Staging systems for pressure ulcers address depth only and do not consider the presence of osteomyelitis, rates of recurrence, and the nutritional status and compliance of the patient. In addition, they do not necessarily reflect the underlying cause of the ulcer.


References
1. Colen SR. Pressure sores. In: McCarthy, JG, ed. Plastic Surgery. Philadelphia, Pa: WB Saunders Co; 1990;6:3797.
2. Mancoll JS, Phillips LG. Pressure sores. In: Aston SJ, Beasley RW, Thorne CH, eds. Grabb & Smith’s Plastic Surgery. 5th ed. Philadelphia, Pa: Lippincott-Raven; 1997:1083.


Which of the following is the primary advantage of using Integra (artificial skin) for coverage of full-thickness burns?

(A) Allowing for immediate use of cultured epithelial autografts
(B) Allowing for use of thinner autografts
(C) Avoidance of autografting
(D) Complete revascularization within seven days
(E) Prevention of fibroblast ingrowth into the dermal replacement layer


The correct response is Option B.

Integra, or artificial skin, is the most widely used skin substitute. It is a synthetic bilaminar membrane composed of a dermal matrix of porous bovine collagen cross-linked with shark-derived chondroitin-6-sulfate and covered by temporary Silastic epidermis. It does not contain neonatal fibroblasts or autologous keratinocytes. A two-stage application process is required; the initial stage is application of the dressing.

Following its application, the dermal matrix of the Integra dressing acts as a template, becoming infiltrated with host fibroblasts, endothelial cells, and inflammatory cells. The host collagen gradually replaces the bovine collagen during the healing process, and the silicone cover controls moisture loss and protects the wound. Adequate revascularization occurs within two to three weeks, at which time the superficial silicone layer will have sloughed off as a result of ingrowth through the collagen and glycosaminoglycan matrix. At this time, the Integra graft can be removed, and a thinner autograft, such as a very thin sheet of split-thickness skin graft, can be applied for durable coverage.

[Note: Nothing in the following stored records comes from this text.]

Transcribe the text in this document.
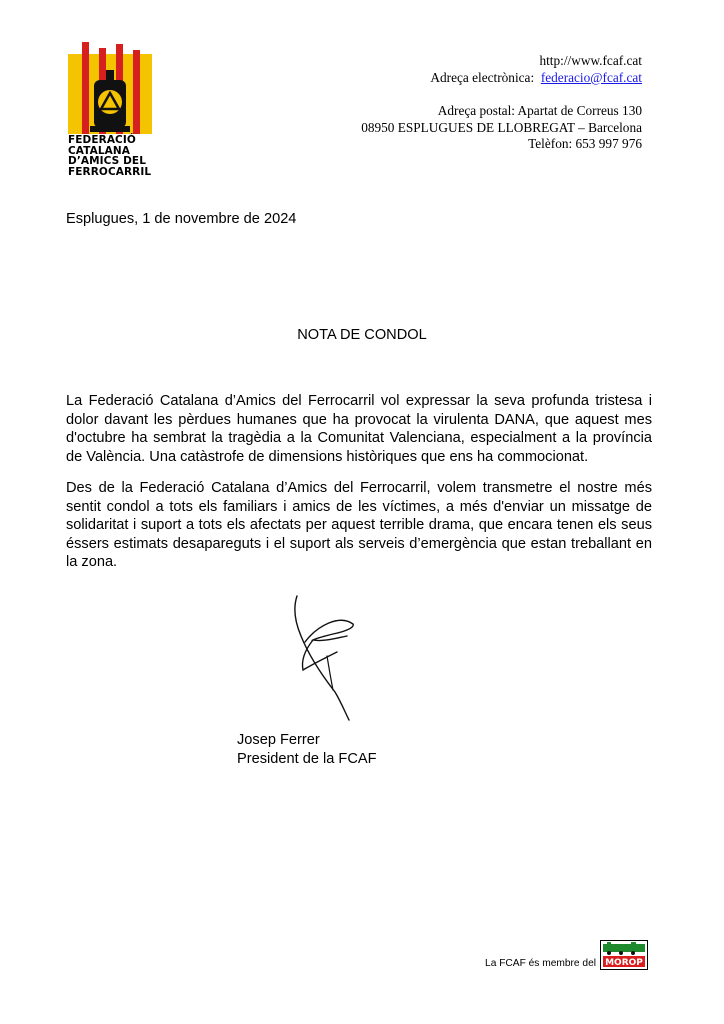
FEDERACIÓ
CATALANA
D’AMICS DEL
FERROCARRIL
http://www.fcaf.cat
Adreça electrònica: federacio@fcaf.cat
Adreça postal: Apartat de Correus 130
08950 ESPLUGUES DE LLOBREGAT – Barcelona
Telèfon: 653 997 976
Esplugues, 1 de novembre de 2024
NOTA DE CONDOL

La Federació Catalana d’Amics del Ferrocarril vol expressar la seva profunda tristesa i dolor davant les pèrdues humanes que ha provocat la virulenta DANA, que aquest mes d'octubre ha sembrat la tragèdia a la Comunitat Valenciana, especialment a la província de València. Una catàstrofe de dimensions històriques que ens ha commocionat.

Des de la Federació Catalana d’Amics del Ferrocarril, volem transmetre el nostre més sentit condol a tots els familiars i amics de les víctimes, a més d'enviar un missatge de solidaritat i suport a tots els afectats per aquest terrible drama, que encara tenen els seus éssers estimats desapareguts i el suport als serveis d’emergència que estan treballant en la zona.

Josep Ferrer
President de la FCAF
La FCAF és membre del MOROP
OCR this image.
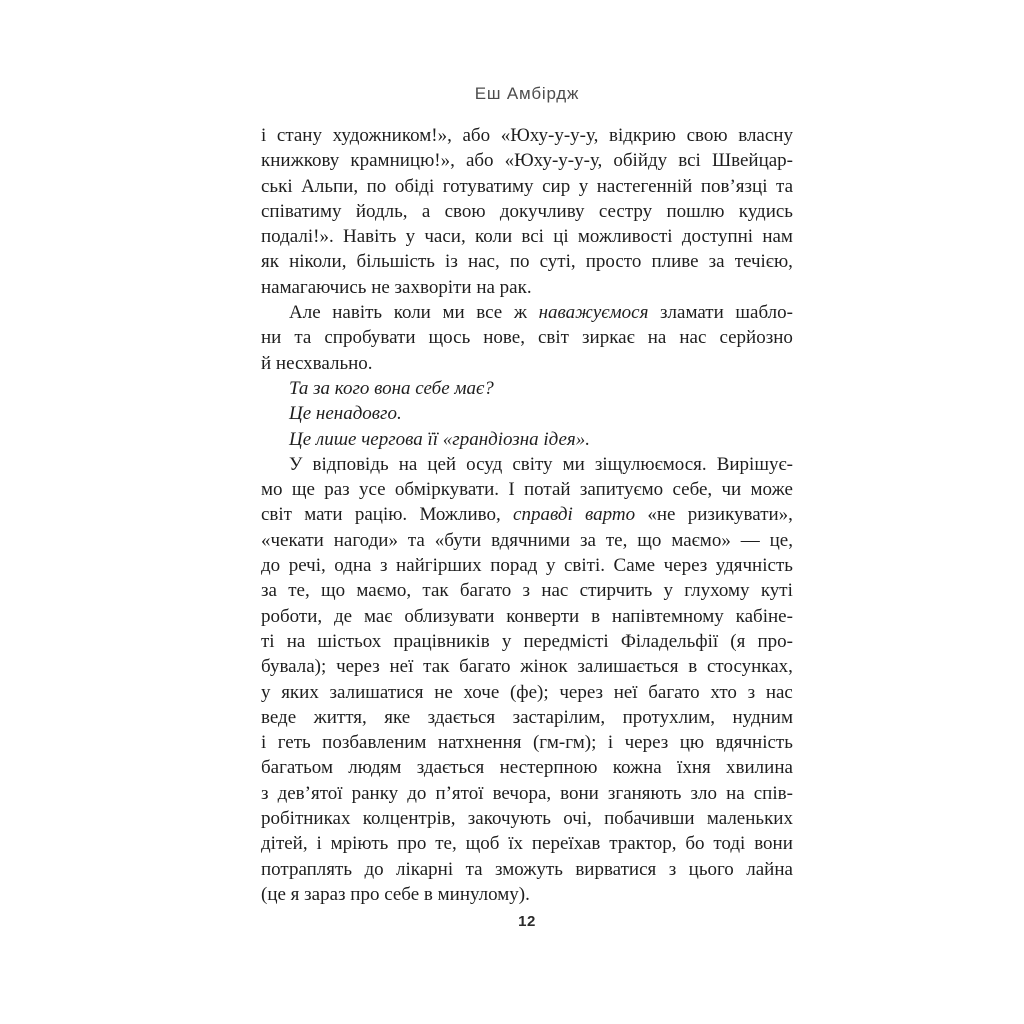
Еш Амбірдж
і стану художником!», або «Юху-у-у-у, відкрию свою власну
книжкову крамницю!», або «Юху-у-у-у, обійду всі Швейцар-
ські Альпи, по обіді готуватиму сир у настегенній пов’язці та
співатиму йодль, а свою докучливу сестру пошлю кудись
подалі!». Навіть у часи, коли всі ці можливості доступні нам
як ніколи, більшість із нас, по суті, просто пливе за течією,
намагаючись не захворіти на рак.
Але навіть коли ми все ж наважуємося зламати шабло-
ни та спробувати щось нове, світ зиркає на нас серйозно
й несхвально.
Та за кого вона себе має?
Це ненадовго.
Це лише чергова її «грандіозна ідея».
У відповідь на цей осуд світу ми зіщулюємося. Вирішує-
мо ще раз усе обміркувати. І потай запитуємо себе, чи може
світ мати рацію. Можливо, справді варто «не ризикувати»,
«чекати нагоди» та «бути вдячними за те, що маємо» — це,
до речі, одна з найгірших порад у світі. Саме через удячність
за те, що маємо, так багато з нас стирчить у глухому куті
роботи, де має облизувати конверти в напівтемному кабіне-
ті на шістьох працівників у передмісті Філадельфії (я про-
бувала); через неї так багато жінок залишається в стосунках,
у яких залишатися не хоче (фе); через неї багато хто з нас
веде життя, яке здається застарілим, протухлим, нудним
і геть позбавленим натхнення (гм-гм); і через цю вдячність
багатьом людям здається нестерпною кожна їхня хвилина
з дев’ятої ранку до п’ятої вечора, вони зганяють зло на спів-
робітниках колцентрів, закочують очі, побачивши маленьких
дітей, і мріють про те, щоб їх переїхав трактор, бо тоді вони
потраплять до лікарні та зможуть вирватися з цього лайна
(це я зараз про себе в минулому).
12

In addition to allowing for use of thinner autografts, advantages of Integra include immediate temporary coverage, more rapid healing of donor sites, and improved cosmesis.

Because the revascularization process is delayed, cultured epithelial autografts would fail to take if applied immediately because of the lack of vascularization in the wound bed.

Although Integra can be used to cover partial-thickness burns, it does not relieve the need for autografting over full-thickness burns.

As mentioned above, Integra is revascularized in two to three weeks, not within seven days, and allows for fibroblast ingrowth into the dermal replacement layer.


References
1. Dantzer E, Braye FM. Reconstructive surgery using an artificial dermis (Integra): results with 39 grafts. Br J Plast Surg. 2001;54:659-664.
2. Hansbrough JF, Franco ES. Skin replacements. Clin Plast Surg. 1998;25:407-423.
3. Jones I, Currie L, Martin R. A guide to biological skin substitutes. Br J Plast Surg. 2002;55:185-193.
4. Kao CC, Garner WL. Acute burns. Plast Reconstr Surg. 2000;105:2482-2492.
5. Stanton RA, Billmire DA. Skin resurfacing for the burned patient. Clin Plast Surg. 2002;29:29-51.